A Bologna, la protesta dei genitori contro la mancanza di impianti di climatizzazione negli asili nido e nelle scuole dell’infanzia comunali si è intensificata. Dopo aver inviato una diffida al Comune per denunciare le aule prive di sistemi adeguati ad affrontare il caldo, un gruppo di famiglie ha deciso di sospendere il pagamento della retta relativa al mese di giugno. I genitori hanno inoltre annunciato che non effettueranno ulteriori versamenti se, come dichiarato in una nota, “perdurerà la minaccia concreta alla salute delle nostre figlie e dei nostri figli”.

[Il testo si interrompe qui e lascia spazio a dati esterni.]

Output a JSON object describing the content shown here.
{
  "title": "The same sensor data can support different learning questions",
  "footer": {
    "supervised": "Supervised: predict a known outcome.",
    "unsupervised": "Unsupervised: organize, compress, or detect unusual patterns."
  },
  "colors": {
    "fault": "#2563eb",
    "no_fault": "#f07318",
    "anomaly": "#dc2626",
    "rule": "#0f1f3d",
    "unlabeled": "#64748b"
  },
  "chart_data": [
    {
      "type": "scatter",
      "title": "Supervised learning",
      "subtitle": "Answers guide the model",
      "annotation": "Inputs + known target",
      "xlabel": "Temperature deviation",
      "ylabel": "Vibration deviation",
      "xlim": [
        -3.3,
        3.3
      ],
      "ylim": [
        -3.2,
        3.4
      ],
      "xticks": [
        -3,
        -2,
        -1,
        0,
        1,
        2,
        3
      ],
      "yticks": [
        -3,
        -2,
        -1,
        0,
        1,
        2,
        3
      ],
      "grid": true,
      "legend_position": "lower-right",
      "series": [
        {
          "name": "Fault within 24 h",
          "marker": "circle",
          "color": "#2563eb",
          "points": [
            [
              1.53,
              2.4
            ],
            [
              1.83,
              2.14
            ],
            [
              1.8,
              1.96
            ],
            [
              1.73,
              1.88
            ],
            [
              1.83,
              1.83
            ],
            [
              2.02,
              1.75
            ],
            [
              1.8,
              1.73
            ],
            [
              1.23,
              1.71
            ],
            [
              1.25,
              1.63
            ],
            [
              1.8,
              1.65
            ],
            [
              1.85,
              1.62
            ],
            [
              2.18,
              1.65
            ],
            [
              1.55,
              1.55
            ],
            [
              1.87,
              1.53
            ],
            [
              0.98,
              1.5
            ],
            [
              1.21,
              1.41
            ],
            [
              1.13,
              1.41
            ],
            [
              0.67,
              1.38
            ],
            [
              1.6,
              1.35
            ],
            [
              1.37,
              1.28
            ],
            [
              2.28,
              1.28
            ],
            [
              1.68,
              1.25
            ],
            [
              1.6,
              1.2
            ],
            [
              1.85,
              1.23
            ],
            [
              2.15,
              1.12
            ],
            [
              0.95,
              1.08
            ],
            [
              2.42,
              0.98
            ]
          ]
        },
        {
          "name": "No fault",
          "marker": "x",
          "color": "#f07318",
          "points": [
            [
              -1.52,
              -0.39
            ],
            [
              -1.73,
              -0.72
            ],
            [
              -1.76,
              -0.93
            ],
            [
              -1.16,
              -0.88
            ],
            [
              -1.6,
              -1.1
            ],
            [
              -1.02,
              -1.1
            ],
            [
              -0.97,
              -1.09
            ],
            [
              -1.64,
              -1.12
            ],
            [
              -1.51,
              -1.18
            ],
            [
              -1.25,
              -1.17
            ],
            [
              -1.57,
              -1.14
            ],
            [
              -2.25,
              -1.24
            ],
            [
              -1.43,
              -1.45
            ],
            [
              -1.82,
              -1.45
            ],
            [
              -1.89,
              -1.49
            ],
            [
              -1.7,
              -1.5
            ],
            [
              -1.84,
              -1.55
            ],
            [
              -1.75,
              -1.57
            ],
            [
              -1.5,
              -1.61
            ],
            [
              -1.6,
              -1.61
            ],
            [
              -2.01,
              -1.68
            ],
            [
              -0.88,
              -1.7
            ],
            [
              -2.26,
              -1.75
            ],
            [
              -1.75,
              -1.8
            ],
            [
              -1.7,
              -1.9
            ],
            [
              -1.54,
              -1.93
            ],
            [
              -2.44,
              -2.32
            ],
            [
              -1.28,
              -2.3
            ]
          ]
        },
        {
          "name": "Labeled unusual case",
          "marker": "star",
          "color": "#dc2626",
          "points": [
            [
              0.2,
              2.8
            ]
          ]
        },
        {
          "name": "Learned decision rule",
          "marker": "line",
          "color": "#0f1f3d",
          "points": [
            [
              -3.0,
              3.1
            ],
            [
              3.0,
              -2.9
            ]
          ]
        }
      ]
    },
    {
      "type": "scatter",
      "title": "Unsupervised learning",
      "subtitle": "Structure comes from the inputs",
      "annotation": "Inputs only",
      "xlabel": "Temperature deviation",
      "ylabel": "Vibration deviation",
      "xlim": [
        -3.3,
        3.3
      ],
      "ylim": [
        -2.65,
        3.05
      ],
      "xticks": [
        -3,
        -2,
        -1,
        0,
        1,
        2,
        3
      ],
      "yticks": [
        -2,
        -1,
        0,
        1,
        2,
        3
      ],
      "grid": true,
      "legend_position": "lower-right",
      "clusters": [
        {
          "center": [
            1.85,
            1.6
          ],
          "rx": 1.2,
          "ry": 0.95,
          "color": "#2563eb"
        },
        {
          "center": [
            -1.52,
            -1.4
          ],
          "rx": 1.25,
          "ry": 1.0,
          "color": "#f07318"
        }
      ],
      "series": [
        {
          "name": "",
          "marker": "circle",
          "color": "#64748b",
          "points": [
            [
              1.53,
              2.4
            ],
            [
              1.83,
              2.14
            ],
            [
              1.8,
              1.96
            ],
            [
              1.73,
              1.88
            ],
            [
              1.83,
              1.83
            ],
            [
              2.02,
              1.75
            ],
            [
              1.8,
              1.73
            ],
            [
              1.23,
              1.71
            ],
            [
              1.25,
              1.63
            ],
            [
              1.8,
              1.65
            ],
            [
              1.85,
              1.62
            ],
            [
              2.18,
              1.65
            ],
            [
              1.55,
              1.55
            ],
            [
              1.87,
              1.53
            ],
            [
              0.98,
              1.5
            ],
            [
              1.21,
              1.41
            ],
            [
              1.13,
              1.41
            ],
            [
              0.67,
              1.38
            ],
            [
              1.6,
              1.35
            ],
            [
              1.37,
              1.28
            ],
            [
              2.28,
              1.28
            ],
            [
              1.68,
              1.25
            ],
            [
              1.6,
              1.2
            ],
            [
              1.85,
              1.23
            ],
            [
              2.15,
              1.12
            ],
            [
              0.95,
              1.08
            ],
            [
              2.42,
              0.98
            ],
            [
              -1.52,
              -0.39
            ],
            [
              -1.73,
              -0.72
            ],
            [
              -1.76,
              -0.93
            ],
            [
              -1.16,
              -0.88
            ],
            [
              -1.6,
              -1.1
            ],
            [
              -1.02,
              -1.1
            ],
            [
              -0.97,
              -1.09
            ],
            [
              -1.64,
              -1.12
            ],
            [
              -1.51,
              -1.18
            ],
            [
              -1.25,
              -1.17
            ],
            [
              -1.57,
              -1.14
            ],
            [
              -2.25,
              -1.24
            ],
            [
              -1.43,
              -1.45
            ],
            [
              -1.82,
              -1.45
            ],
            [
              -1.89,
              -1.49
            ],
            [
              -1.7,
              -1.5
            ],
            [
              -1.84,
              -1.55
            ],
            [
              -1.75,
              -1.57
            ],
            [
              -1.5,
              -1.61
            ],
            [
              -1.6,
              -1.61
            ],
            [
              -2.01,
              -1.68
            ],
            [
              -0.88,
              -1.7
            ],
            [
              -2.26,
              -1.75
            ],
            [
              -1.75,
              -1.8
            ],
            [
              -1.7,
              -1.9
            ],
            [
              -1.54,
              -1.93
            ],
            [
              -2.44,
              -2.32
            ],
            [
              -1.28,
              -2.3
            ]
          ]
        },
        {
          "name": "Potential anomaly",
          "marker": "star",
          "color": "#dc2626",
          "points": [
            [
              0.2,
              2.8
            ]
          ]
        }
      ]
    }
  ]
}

Alla mobilitazione aderisce anche il sindacato Usb, che ha proclamato lo stato di agitazione dei lavoratori dei centri estivi. La questione è stata ulteriormente alimentata dalle dichiarazioni dell’assessore alla scuola Daniele Ara, il quale ha ricordato “la possibilità di ricorrere alla riscossione coatta delle rette”. L’amministrazione comunale ha spiegato che, a causa dei costi, non è possibile “fornire un dato certo, univoco e chiaramente definibile per ogni installazione” dei condizionatori, specificando che il rendiconto delle spese potrebbe essere disponibile nel quarto trimestre 2026. Questa risposta non ha soddisfatto le famiglie, che hanno programmato un’assemblea cittadina per settembre.

Le richieste delle famiglie e i dettagli della protesta

I genitori hanno formalizzato la loro posizione inviando una diffida al sindaco di Bologna, all’assessore alla Scuola e agli uffici competenti, chiedendo che entro quindici giorni vengano garantite condizioni microclimatiche adeguate in tutti gli ambienti frequentati dai bambini. Tra le richieste figurano la conoscenza degli interventi programmati, le valutazioni sul rischio da stress termico e le misure previste per i periodi più caldi, incluso il mese di settembre. Secondo quanto riferito dal presidente del comitato dei genitori del nido Vestri, solo il dormitorio sarebbe dotato di un climatizzatore portatile, mentre gli altri ambienti resterebbero privi di sistemi di raffrescamento.

Le famiglie hanno segnalato episodi di disagio, irritabilità e insofferenza nei bambini durante le giornate più calde e hanno sottolineato il rischio di trasmissione di patogeni se tutti i bambini venissero concentrati nell’unica stanza climatizzata.

La risposta dell’amministrazione e le iniziative future

L’assessore Daniele Ara ha ribadito che ogni nido comunale dispone già di almeno un condizionatore e che nel 2026 sono stati distribuiti ottanta climatizzatori portatili nelle strutture per bambini da zero a sei anni. L’amministrazione ha inoltre annunciato uno stanziamento di 350 mila euro per climatizzare un’aula in ogni scuola dell’infanzia nel corso del 2026, affiancando agli impianti anche interventi come fotovoltaico, aree verdi e sistemi di nebulizzazione.

Il Comune ha dichiarato che il rendiconto delle spese per l’installazione dei condizionatori potrebbe essere disponibile nel quarto trimestre 2026. Le famiglie, insoddisfatte delle risposte ricevute, hanno programmato un’assemblea cittadina per settembre per discutere ulteriori iniziative e strategie di mobilitazione.